His senses keening now, he could sense her connection to him—feel in the deep core of his being that she was The Other. He'd been trusted with the jewel of all rarities. The possibility of perfect love. And he'd let this happen to her.

“The familiar responds to my thoughts, Gabriel,” Sean said, taking up a place in the center of one of two interlocked silver pentagrams etched on the floor. “So if you try to interfere with it—or me— I'll make it kill her—bang!” Sean snapped his fingers. “Just like that! In a split second! You really have no choice in this. This is your
soul mate,
Bro! Something ordained by the universe itself. And it says you are driven to take care of her, no matter what.
You can't let her die.
Emotionally”—he spread his hands and tilted his head, his squiggling smile almost comic—”you're incapable of it! We're counting on that.

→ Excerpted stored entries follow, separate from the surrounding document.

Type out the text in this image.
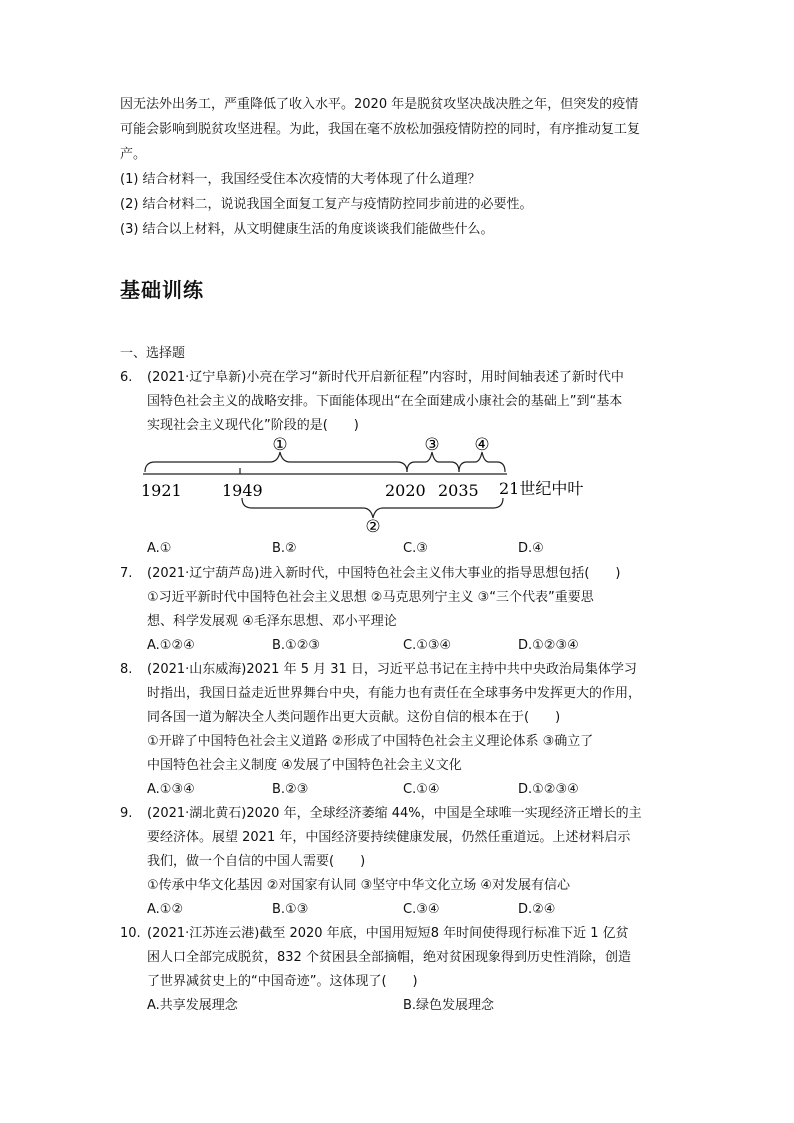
因无法外出务工，严重降低了收入水平。2020 年是脱贫攻坚决战决胜之年，但突发的疫情
可能会影响到脱贫攻坚进程。为此，我国在毫不放松加强疫情防控的同时，有序推动复工复
产。
(1) 结合材料一，我国经受住本次疫情的大考体现了什么道理？
(2) 结合材料二，说说我国全面复工复产与疫情防控同步前进的必要性。
(3) 结合以上材料，从文明健康生活的角度谈谈我们能做些什么。
基础训练
一、选择题
6. (2021·辽宁阜新)小亮在学习“新时代开启新征程”内容时，用时间轴表述了新时代中
国特色社会主义的战略安排。下面能体现出“在全面建成小康社会的基础上”到“基本
实现社会主义现代化”阶段的是(　　)
①	③ ④
②
1921	1949	2020 2035 21世纪中叶
A.①	B.②	C.③	D.④
7. (2021·辽宁葫芦岛)进入新时代，中国特色社会主义伟大事业的指导思想包括(　　)
①习近平新时代中国特色社会主义思想 ②马克思列宁主义 ③“三个代表”重要思
想、科学发展观 ④毛泽东思想、邓小平理论
A.①②④	B.①②③	C.①③④	D.①②③④
8. (2021·山东威海)2021 年 5 月 31 日，习近平总书记在主持中共中央政治局集体学习
时指出，我国日益走近世界舞台中央，有能力也有责任在全球事务中发挥更大的作用，
同各国一道为解决全人类问题作出更大贡献。这份自信的根本在于(　　)
①开辟了中国特色社会主义道路 ②形成了中国特色社会主义理论体系 ③确立了
中国特色社会主义制度 ④发展了中国特色社会主义文化
A.①③④	B.②③	C.①④	D.①②③④
9. (2021·湖北黄石)2020 年，全球经济萎缩 44%，中国是全球唯一实现经济正增长的主
要经济体。展望 2021 年，中国经济要持续健康发展，仍然任重道远。上述材料启示
我们，做一个自信的中国人需要(　　)
①传承中华文化基因 ②对国家有认同 ③坚守中华文化立场 ④对发展有信心
A.①②	B.①③	C.③④	D.②④
10. (2021·江苏连云港)截至 2020 年底，中国用短短8 年时间使得现行标准下近 1 亿贫
困人口全部完成脱贫，832 个贫困县全部摘帽，绝对贫困现象得到历史性消除，创造
了世界减贫史上的“中国奇迹”。这体现了(　　)
A.共享发展理念	B.绿色发展理念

So—shall we start?”

“Gabriel...” Loraine's voice was almost inaudible. “I have to die sometime. It's something I can bear. Don't.”

“What exactly do you want me to
do,
Sean?” Bleak asked. Desperately thinking that he could do the ritual—and somehow reverse it later. Send the thing they were to summon back.

But deep down, he doubted it. He'd need Sean's help, to send the thing back—and Sean would never give it.

Sean made a sniggering sound of triumph.
“Excellencio!
Now, Gabriel...move to the center of  that pentagram opposite me.”

Bleak moved to the point opposite—and heard a slithery thump. He looked at Loraine, saw she'd shifted, pitching on her right side, taking the twisting coils of the serpentine insect with her, so that it snapped at her in anger, cutting her cheek slightly with its mandible. She was lying close by the still-tranced Dr. Helman.

“Don't make it angry,” Sean warned her. “I control the familiar—but it has a certain amount of autonomy. It might just choose to take a bite out of you.”

The centipede's mandibles snapped at her face; she squeezed her eyes shut and turned her head. “Gabriel...”

“Hang on,” he told her, inwardly calling for guidance. But he was a forest fire of emotion, inside —the roaring of the flames made any contact with the Spirit of Light impossible.